In the text of the booklet, under "The Final Muster Call," was Jack's name and a New Haven address.
A 411 call yielded no Kushigians in New Haven. But there was one in Waterford. The operator put her through.
"And this lovely voice comes through," Kibbe says. And after breathlessly describing her find to Julia: "There's silence and she says, 'That would be my father.'"
• • •
Julia disembarks the ferry just after noon to meet Kibbe for the first time - "She told me she has long, blonde hair" - and the two embrace like old friends.
Kibbe, who usually gets around by bike, wears a gold necklace with two dolphins leaping through a hoop. She spent childhood summers on Fishers Island, and returned nearly three years ago after stints doing research on an island in the Bering Sea and teaching English for the Peace Corps in Kazakhstan.

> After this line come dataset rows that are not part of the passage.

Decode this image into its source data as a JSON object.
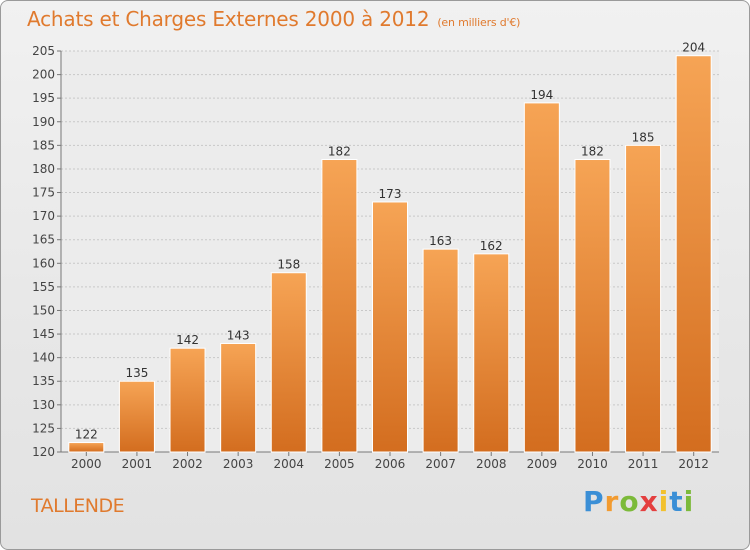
{
  "chart_data": {
    "type": "bar",
    "title": "Achats et Charges Externes 2000 à 2012",
    "subtitle": "(en milliers d'€)",
    "categories": [
      "2000",
      "2001",
      "2002",
      "2003",
      "2004",
      "2005",
      "2006",
      "2007",
      "2008",
      "2009",
      "2010",
      "2011",
      "2012"
    ],
    "values": [
      122,
      135,
      142,
      143,
      158,
      182,
      173,
      163,
      162,
      194,
      182,
      185,
      204
    ],
    "ylim": [
      120,
      205
    ],
    "yticks": [
      120,
      125,
      130,
      135,
      140,
      145,
      150,
      155,
      160,
      165,
      170,
      175,
      180,
      185,
      190,
      195,
      200,
      205
    ],
    "grid": true,
    "bar_color_top": "#f6a455",
    "bar_color_bottom": "#d36d1f",
    "xlabel": "",
    "ylabel": ""
  },
  "place_name": "TALLENDE",
  "logo": {
    "letters": [
      "P",
      "r",
      "o",
      "x",
      "i",
      "t",
      "i"
    ],
    "colors": [
      "#3b8fd6",
      "#f29b30",
      "#7cba3a",
      "#e43f3f",
      "#f2c12e",
      "#3b8fd6",
      "#7cba3a"
    ]
  }
}
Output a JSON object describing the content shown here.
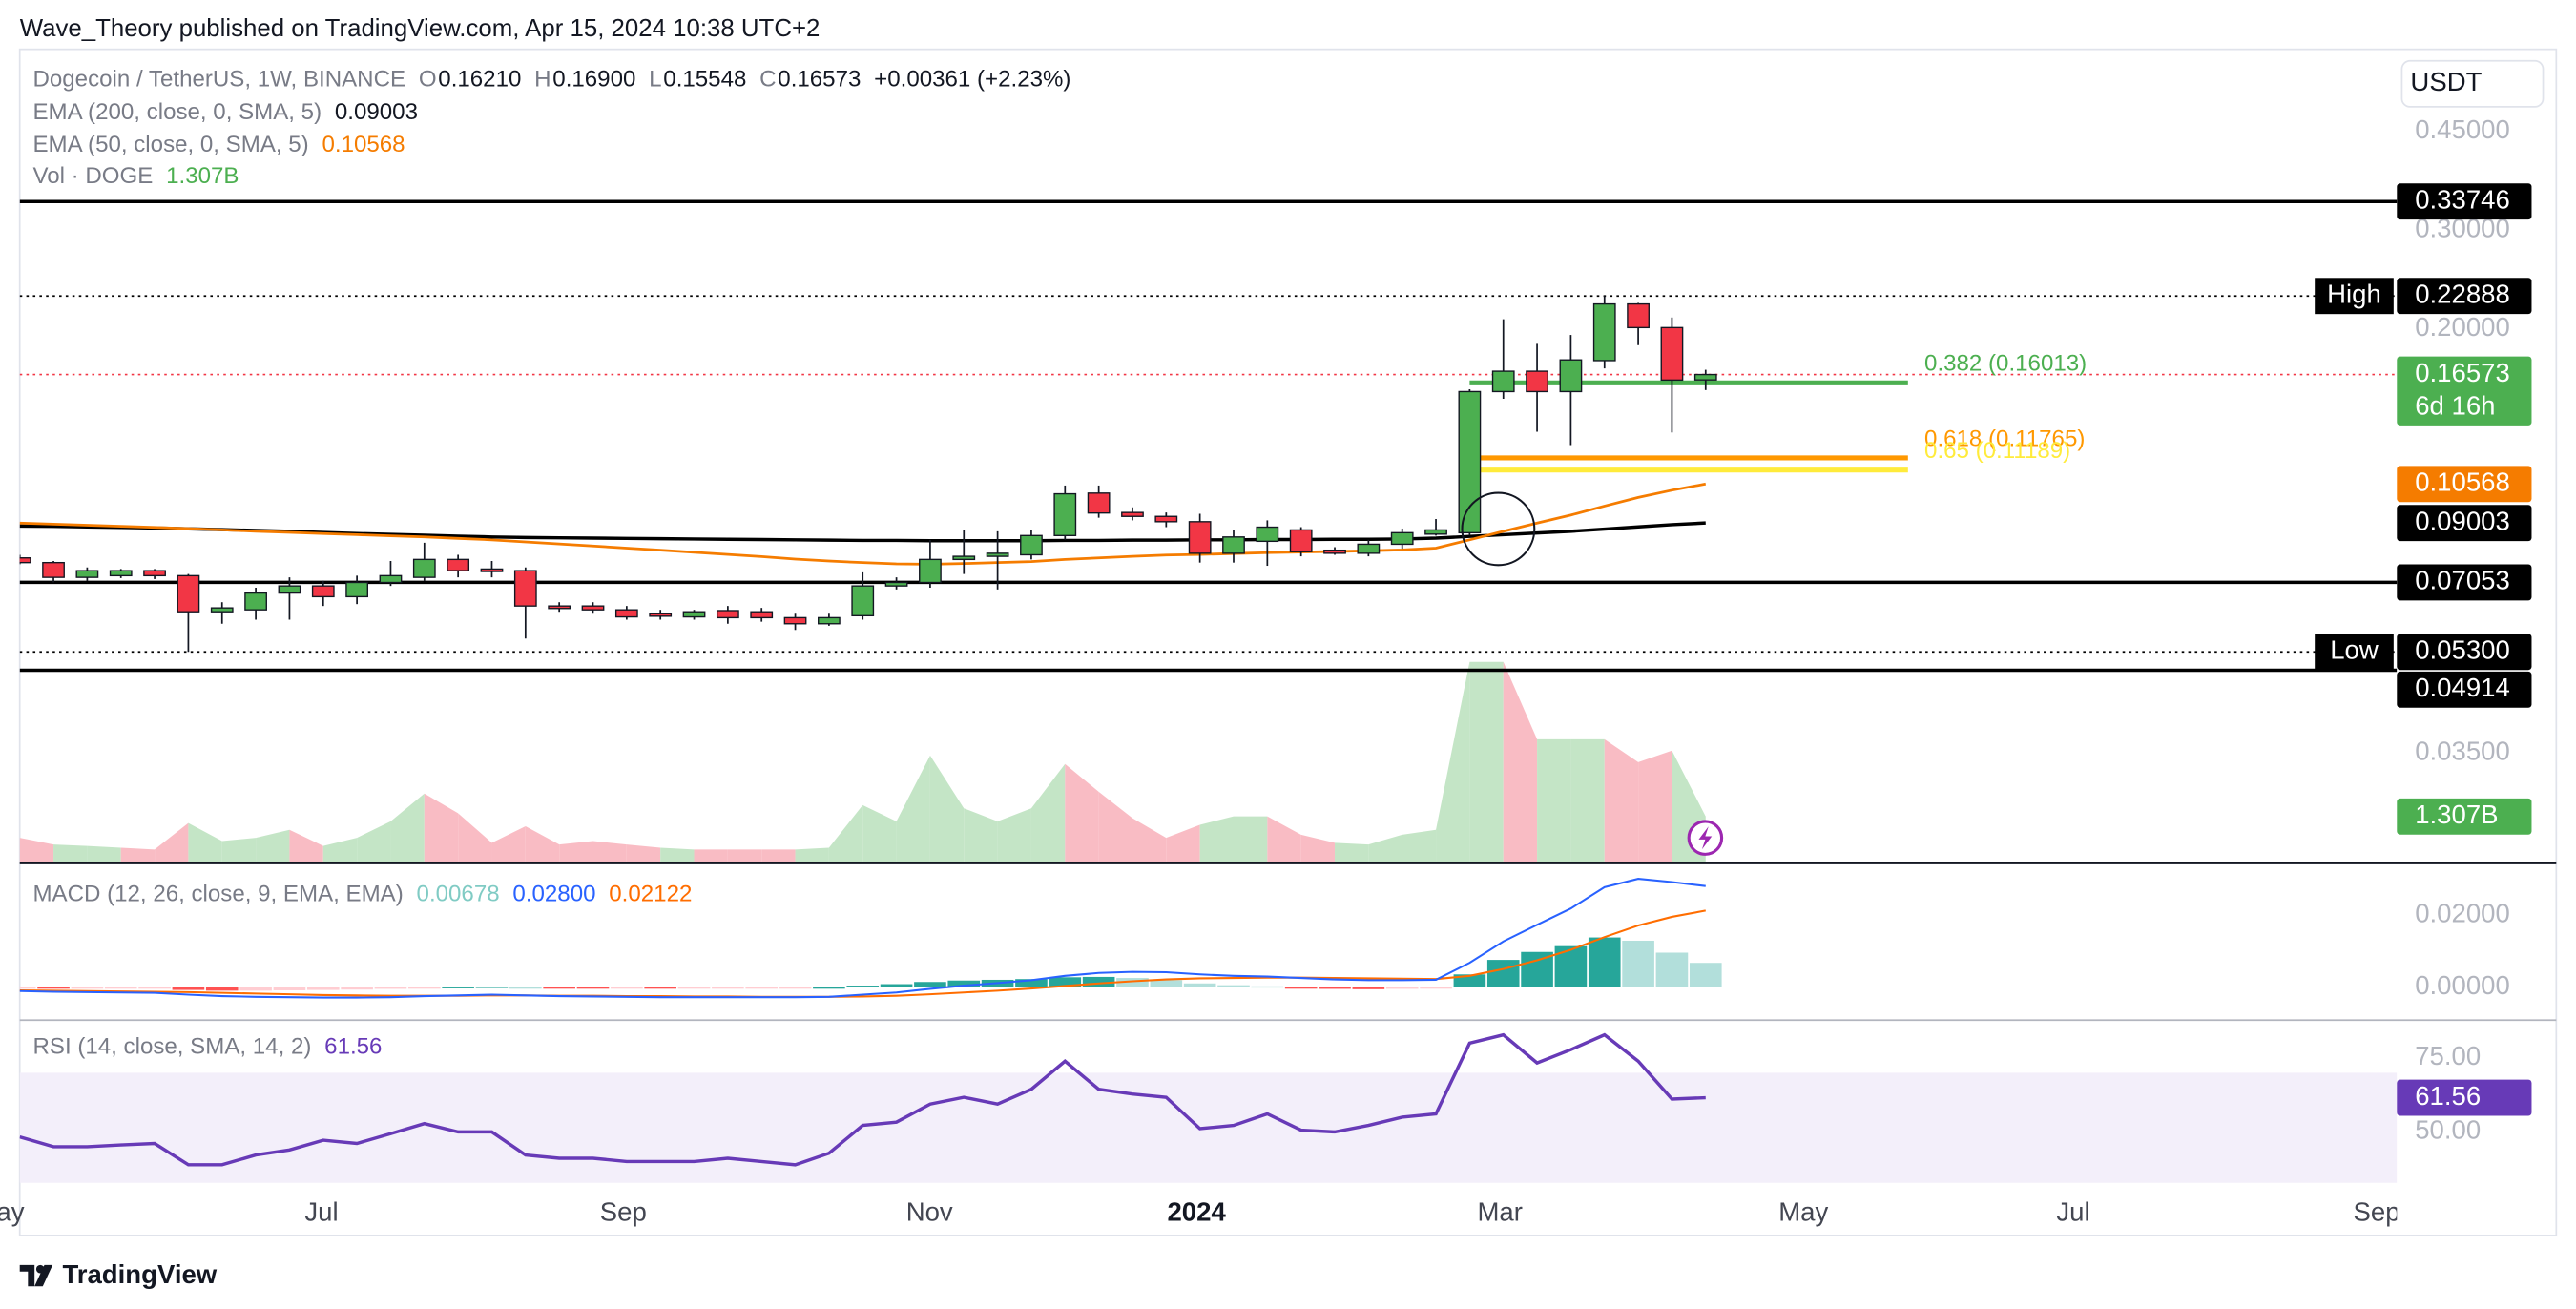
{
  "header": {
    "published": "Wave_Theory published on TradingView.com, Apr 15, 2024 10:38 UTC+2",
    "brand": "TradingView"
  },
  "chart_data": {
    "type": "candlestick",
    "title": "Dogecoin / TetherUS, 1W, BINANCE",
    "ohlc_legend": [
      {
        "key": "O",
        "value": "0.16210"
      },
      {
        "key": "H",
        "value": "0.16900"
      },
      {
        "key": "L",
        "value": "0.15548"
      },
      {
        "key": "C",
        "value": "0.16573"
      }
    ],
    "change": "+0.00361 (+2.23%)",
    "currency": "USDT",
    "categories": [
      null,
      null,
      null,
      null,
      null,
      null,
      null,
      null,
      null,
      null,
      null,
      null,
      null,
      null,
      null,
      null,
      null,
      null,
      null,
      null,
      null,
      null,
      null,
      null,
      null,
      null,
      null,
      null,
      null,
      null,
      null,
      null,
      null,
      null,
      null,
      null,
      null,
      null,
      null,
      null,
      null,
      null,
      null,
      null,
      null,
      null,
      null,
      null,
      null,
      null,
      null
    ],
    "open": [
      0.078,
      0.0765,
      0.072,
      0.0725,
      0.074,
      0.0725,
      0.0625,
      0.063,
      0.0675,
      0.0695,
      0.0665,
      0.0705,
      0.072,
      0.0775,
      0.0745,
      0.074,
      0.064,
      0.064,
      0.063,
      0.062,
      0.0612,
      0.0628,
      0.0625,
      0.061,
      0.0595,
      0.0615,
      0.0695,
      0.0705,
      0.0775,
      0.0785,
      0.079,
      0.0855,
      0.1018,
      0.094,
      0.0925,
      0.0905,
      0.0795,
      0.0835,
      0.0875,
      0.0805,
      0.0795,
      0.0825,
      0.086,
      0.0865,
      0.1545,
      0.168,
      0.1545,
      0.1755,
      0.2215,
      0.201,
      0.1621
    ],
    "high": [
      0.079,
      0.077,
      0.075,
      0.0745,
      0.0745,
      0.073,
      0.065,
      0.069,
      0.072,
      0.071,
      0.0725,
      0.077,
      0.083,
      0.079,
      0.077,
      0.075,
      0.065,
      0.065,
      0.064,
      0.063,
      0.063,
      0.064,
      0.0635,
      0.062,
      0.062,
      0.0735,
      0.072,
      0.084,
      0.0875,
      0.087,
      0.0875,
      0.105,
      0.105,
      0.096,
      0.094,
      0.0935,
      0.0875,
      0.091,
      0.0885,
      0.0815,
      0.084,
      0.088,
      0.0915,
      0.156,
      0.208,
      0.188,
      0.195,
      0.22888,
      0.2225,
      0.2095,
      0.169
    ],
    "low": [
      0.076,
      0.0705,
      0.071,
      0.0718,
      0.0715,
      0.053,
      0.0595,
      0.0605,
      0.0605,
      0.064,
      0.0645,
      0.0695,
      0.071,
      0.072,
      0.072,
      0.056,
      0.0625,
      0.062,
      0.0605,
      0.0605,
      0.0605,
      0.0595,
      0.06,
      0.058,
      0.059,
      0.0605,
      0.0685,
      0.069,
      0.073,
      0.0685,
      0.0775,
      0.084,
      0.092,
      0.091,
      0.0885,
      0.0765,
      0.0765,
      0.0755,
      0.0785,
      0.079,
      0.0785,
      0.081,
      0.0855,
      0.0855,
      0.15,
      0.131,
      0.124,
      0.17,
      0.187,
      0.1306,
      0.15548
    ],
    "close": [
      0.0765,
      0.072,
      0.074,
      0.074,
      0.0725,
      0.0625,
      0.0635,
      0.0675,
      0.0695,
      0.0665,
      0.0705,
      0.0725,
      0.0775,
      0.074,
      0.074,
      0.064,
      0.0635,
      0.063,
      0.0612,
      0.0615,
      0.0625,
      0.061,
      0.061,
      0.0595,
      0.061,
      0.0695,
      0.0705,
      0.0775,
      0.0785,
      0.0795,
      0.0855,
      0.1015,
      0.0938,
      0.0925,
      0.0905,
      0.0795,
      0.085,
      0.0885,
      0.08,
      0.0795,
      0.0825,
      0.0865,
      0.0875,
      0.1545,
      0.168,
      0.1545,
      0.176,
      0.2215,
      0.201,
      0.162,
      0.16573
    ],
    "up_color": "#4caf50",
    "down_color": "#f23645",
    "wick_color": "#131722",
    "log_scale": true,
    "grid": false,
    "ylim": [
      0.0223,
      0.631
    ],
    "yticks": [
      {
        "value": 0.45,
        "label": "0.45000"
      },
      {
        "value": 0.3,
        "label": "0.30000"
      },
      {
        "value": 0.2,
        "label": "0.20000"
      },
      {
        "value": 0.035,
        "label": "0.03500"
      }
    ],
    "xlim": [
      0,
      70.5
    ],
    "xticks": [
      {
        "value": -0.6,
        "label": "May"
      },
      {
        "value": 8.95,
        "label": "Jul"
      },
      {
        "value": 17.9,
        "label": "Sep"
      },
      {
        "value": 26.98,
        "label": "Nov"
      },
      {
        "value": 34.9,
        "label": "2024"
      },
      {
        "value": 43.9,
        "label": "Mar"
      },
      {
        "value": 52.9,
        "label": "May"
      },
      {
        "value": 60.9,
        "label": "Jul"
      },
      {
        "value": 69.9,
        "label": "Sep"
      }
    ],
    "overlays": [
      {
        "name": "EMA (200, close, 0, SMA, 5)",
        "legend_value": "0.09003",
        "color": "#000000",
        "legend_color": "#131722",
        "values": [
          0.0889,
          0.0888,
          0.0886,
          0.0884,
          0.0882,
          0.0879,
          0.0876,
          0.0873,
          0.087,
          0.0866,
          0.0862,
          0.0859,
          0.0856,
          0.0853,
          0.085,
          0.0848,
          0.0847,
          0.0846,
          0.0845,
          0.0844,
          0.0843,
          0.0842,
          0.0841,
          0.084,
          0.0839,
          0.0838,
          0.0838,
          0.0837,
          0.0837,
          0.0837,
          0.0837,
          0.0838,
          0.0838,
          0.0839,
          0.0839,
          0.084,
          0.084,
          0.0841,
          0.0841,
          0.0842,
          0.0842,
          0.0843,
          0.0846,
          0.0852,
          0.0858,
          0.0864,
          0.087,
          0.0878,
          0.0886,
          0.0894,
          0.09003
        ]
      },
      {
        "name": "EMA (50, close, 0, SMA, 5)",
        "legend_value": "0.10568",
        "color": "#f57c00",
        "legend_color": "#f57c00",
        "values": [
          0.09,
          0.0896,
          0.0892,
          0.0888,
          0.0884,
          0.088,
          0.0875,
          0.087,
          0.0866,
          0.0862,
          0.0858,
          0.0854,
          0.085,
          0.0845,
          0.084,
          0.0833,
          0.0826,
          0.0819,
          0.0812,
          0.0805,
          0.0798,
          0.0791,
          0.0784,
          0.0776,
          0.077,
          0.0765,
          0.0761,
          0.076,
          0.0762,
          0.0765,
          0.0768,
          0.0775,
          0.078,
          0.0785,
          0.0789,
          0.0791,
          0.0794,
          0.0797,
          0.0799,
          0.0801,
          0.0803,
          0.0806,
          0.0812,
          0.084,
          0.087,
          0.09,
          0.093,
          0.0965,
          0.1,
          0.103,
          0.10568
        ]
      }
    ],
    "levels": [
      {
        "value": 0.33746,
        "label": "0.33746",
        "line": "solid",
        "color": "#000000"
      },
      {
        "value": 0.22888,
        "label": "0.22888",
        "tag": "High",
        "line": "dotted",
        "color": "#000000"
      },
      {
        "value": 0.16573,
        "label": "0.16573",
        "countdown": "6d 16h",
        "line": "dotted",
        "line_color": "#f23645",
        "color": "#4caf50"
      },
      {
        "value": 0.10568,
        "label": "0.10568",
        "line": "none",
        "color": "#f57c00"
      },
      {
        "value": 0.09003,
        "label": "0.09003",
        "line": "none",
        "color": "#000000"
      },
      {
        "value": 0.07053,
        "label": "0.07053",
        "line": "solid",
        "color": "#000000"
      },
      {
        "value": 0.053,
        "label": "0.05300",
        "tag": "Low",
        "line": "dotted",
        "color": "#000000"
      },
      {
        "value": 0.04914,
        "label": "0.04914",
        "line": "solid",
        "color": "#000000"
      }
    ],
    "fib_levels": [
      {
        "value": 0.16013,
        "label": "0.382 (0.16013)",
        "color": "#4caf50",
        "x_range": [
          43,
          56
        ]
      },
      {
        "value": 0.11765,
        "label": "0.618 (0.11765)",
        "color": "#ff9800",
        "x_range": [
          43.3,
          56
        ]
      },
      {
        "value": 0.11189,
        "label": "0.65 (0.11189)",
        "color": "#ffeb3b",
        "x_range": [
          43.3,
          56
        ]
      }
    ],
    "volume": {
      "name": "Vol · DOGE",
      "legend_value": "1.307B",
      "legend_color": "#4caf50",
      "values": [
        0.7,
        0.51,
        0.47,
        0.42,
        0.37,
        1.12,
        0.61,
        0.7,
        0.93,
        0.47,
        0.7,
        1.17,
        1.96,
        1.4,
        0.56,
        1.03,
        0.51,
        0.61,
        0.51,
        0.42,
        0.37,
        0.37,
        0.37,
        0.37,
        0.42,
        1.63,
        1.17,
        3.04,
        1.54,
        1.17,
        1.54,
        2.8,
        2.01,
        1.26,
        0.7,
        1.07,
        1.31,
        1.31,
        0.79,
        0.56,
        0.51,
        0.79,
        0.93,
        5.7,
        5.7,
        3.5,
        3.5,
        3.5,
        2.85,
        3.18,
        1.307
      ],
      "ylim": [
        0,
        17.6
      ],
      "up_color": "#c4e5c6",
      "down_color": "#f9bcc4",
      "last_box": {
        "value": 1.307,
        "label": "1.307B",
        "color": "#4caf50"
      }
    },
    "macd": {
      "name": "MACD (12, 26, close, 9, EMA, EMA)",
      "legend_values": [
        {
          "label": "0.00678",
          "color": "#80cbc4"
        },
        {
          "label": "0.02800",
          "color": "#2962ff"
        },
        {
          "label": "0.02122",
          "color": "#ff6d00"
        }
      ],
      "macd": [
        -0.001,
        -0.0012,
        -0.0013,
        -0.0014,
        -0.0015,
        -0.002,
        -0.0024,
        -0.0026,
        -0.0027,
        -0.0028,
        -0.0028,
        -0.0027,
        -0.0024,
        -0.0022,
        -0.002,
        -0.0022,
        -0.0024,
        -0.0025,
        -0.0026,
        -0.0027,
        -0.0027,
        -0.0027,
        -0.0027,
        -0.0027,
        -0.0026,
        -0.002,
        -0.0014,
        -0.0004,
        0.0005,
        0.0012,
        0.002,
        0.0032,
        0.004,
        0.0043,
        0.0042,
        0.0036,
        0.0032,
        0.003,
        0.0026,
        0.0022,
        0.002,
        0.002,
        0.0021,
        0.0068,
        0.0127,
        0.0173,
        0.0218,
        0.0277,
        0.03,
        0.0291,
        0.028
      ],
      "signal": [
        -0.0008,
        -0.0009,
        -0.001,
        -0.0011,
        -0.0012,
        -0.0013,
        -0.0015,
        -0.0017,
        -0.0019,
        -0.0021,
        -0.0022,
        -0.0023,
        -0.0023,
        -0.0023,
        -0.0022,
        -0.0022,
        -0.0023,
        -0.0023,
        -0.0024,
        -0.0024,
        -0.0025,
        -0.0025,
        -0.0026,
        -0.0026,
        -0.0026,
        -0.0025,
        -0.0023,
        -0.0019,
        -0.0014,
        -0.0009,
        -0.0003,
        0.0004,
        0.0011,
        0.0017,
        0.0022,
        0.0025,
        0.0026,
        0.0027,
        0.0027,
        0.0026,
        0.0025,
        0.0024,
        0.0023,
        0.0032,
        0.0051,
        0.0075,
        0.0104,
        0.0139,
        0.0171,
        0.0195,
        0.02122
      ],
      "histogram": [
        -0.0002,
        -0.0003,
        -0.0003,
        -0.0003,
        -0.0003,
        -0.0007,
        -0.0009,
        -0.0009,
        -0.0008,
        -0.0007,
        -0.0006,
        -0.0004,
        -0.0001,
        0.0001,
        0.0002,
        0,
        -0.0001,
        -0.0002,
        -0.0002,
        -0.0003,
        -0.0002,
        -0.0002,
        -0.0001,
        -0.0001,
        0,
        0.0005,
        0.0009,
        0.0015,
        0.0019,
        0.0021,
        0.0023,
        0.0028,
        0.0029,
        0.0026,
        0.002,
        0.0011,
        0.0006,
        0.0003,
        -0.0001,
        -0.0004,
        -0.0005,
        -0.0004,
        -0.0002,
        0.0036,
        0.0076,
        0.0098,
        0.0114,
        0.0138,
        0.0129,
        0.0096,
        0.00678
      ],
      "macd_color": "#2962ff",
      "signal_color": "#ff6d00",
      "histogram_colors": [
        "#26a69a",
        "#b2dfdb",
        "#ffcdd2",
        "#ff5252"
      ],
      "ylim": [
        -0.0086,
        0.0336
      ],
      "yticks": [
        {
          "value": 0,
          "label": "0.00000"
        },
        {
          "value": 0.02,
          "label": "0.02000"
        }
      ]
    },
    "rsi": {
      "name": "RSI (14, close, SMA, 14, 2)",
      "legend_value": "61.56",
      "color": "#673ab7",
      "values": [
        48.3,
        45.0,
        45.0,
        45.6,
        46.1,
        38.9,
        38.9,
        42.2,
        43.9,
        47.2,
        46.1,
        49.4,
        52.8,
        50.0,
        50.0,
        42.2,
        41.1,
        41.1,
        40.0,
        40.0,
        40.0,
        41.1,
        40.0,
        38.9,
        42.8,
        52.2,
        53.3,
        59.4,
        61.7,
        59.4,
        64.4,
        73.9,
        64.4,
        62.8,
        61.7,
        51.1,
        52.2,
        56.1,
        50.6,
        50.0,
        52.2,
        55.0,
        56.1,
        80.0,
        82.8,
        73.3,
        77.8,
        82.8,
        73.9,
        61.1,
        61.56
      ],
      "ylim": [
        32.8,
        87.2
      ],
      "yticks": [
        {
          "value": 75,
          "label": "75.00"
        },
        {
          "value": 50,
          "label": "50.00"
        }
      ],
      "band": [
        30,
        70
      ],
      "band_color": "#f3effa",
      "last_box": {
        "value": 61.56,
        "label": "61.56",
        "color": "#673ab7"
      }
    }
  }
}
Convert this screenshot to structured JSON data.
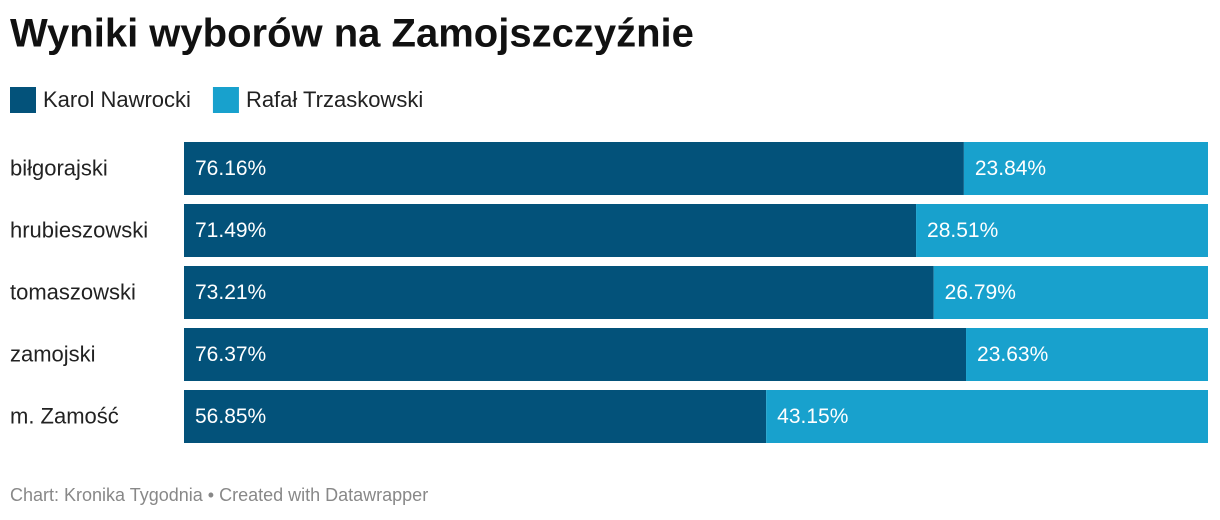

Today, she's enlisted a neighbor's generosity, and so they pile in his car and begin the long drive to Hungry Point, past the derelict, overgrown buildings from an old Navy post, pristine houses and beaches, golf courses, and an osprey nest Kibbe points out atop a utility pole.
They park outside a one-story summer home and wend their way down a snarled path of sand and tall shrubs to a narrow strip of beach, cluttered with rocks, driftwood, shrubs and seaweed, no more than 40 feet from shoreline to earth.
Walking her through that day in January, Kibbe guides Kushigian up to the spot where she'd paused to pull at that flicker of white and, finally, presents it to her.
This dirty old shirt, this relic of family and American history, makes Julia choke up, as she and Kibbe each clutch a sleeve. For a long time, while exchanging words of gratitude - to each other, to this country's armed forces - neither lets go.
"I can't help but think it's a hug from your dad," Kibbe says.
It's a story teeming with coincidences that Kibbe and Kushigian spend the rest of the day marveling at: That they both grew up in New York's Westchester County; that their birthdays fall within three days of each other's; that they share the same initials - Jack's, too; that Kushigian's name was unique enough to pin down with just a bit of Internet finagling; that she'd kept that maiden name when she married because she'd already published some academic articles with it; that Kushigian just happened to live within miles of Kibbe's discovery, and could be here today.
How her father's shirt wound up on Fishers Island, buried - mostly intact - deep in sand at its north end, is a complete mystery to both women. Jack was never stationed at the military base that was once there.
Julia thinks perhaps it was misplaced during one haphazard mass uniform washing in a Manhattan hotel bathtub when her father and his buddies were on leave.
Perhaps when he was decommissioned on Long Island's Lido Beach that September in 1945, he'd taken it off and flung it with celebratory abandon into the sea, where it took a meandering journey around the island and somehow washed ashore to its final resting place.
There is one theory Julia favors, which involves the time Jack rode the subway with his fresh-pressed uniform tucked into a twine-wrapped box on the floor. When he looked up from his newspaper, the box was gone.
With this theory, Julia explains, maybe the uniform had been stolen, only for its centerpiece to be returned to her at this moment.
"I like that story," she says, "so that now it's come full circle."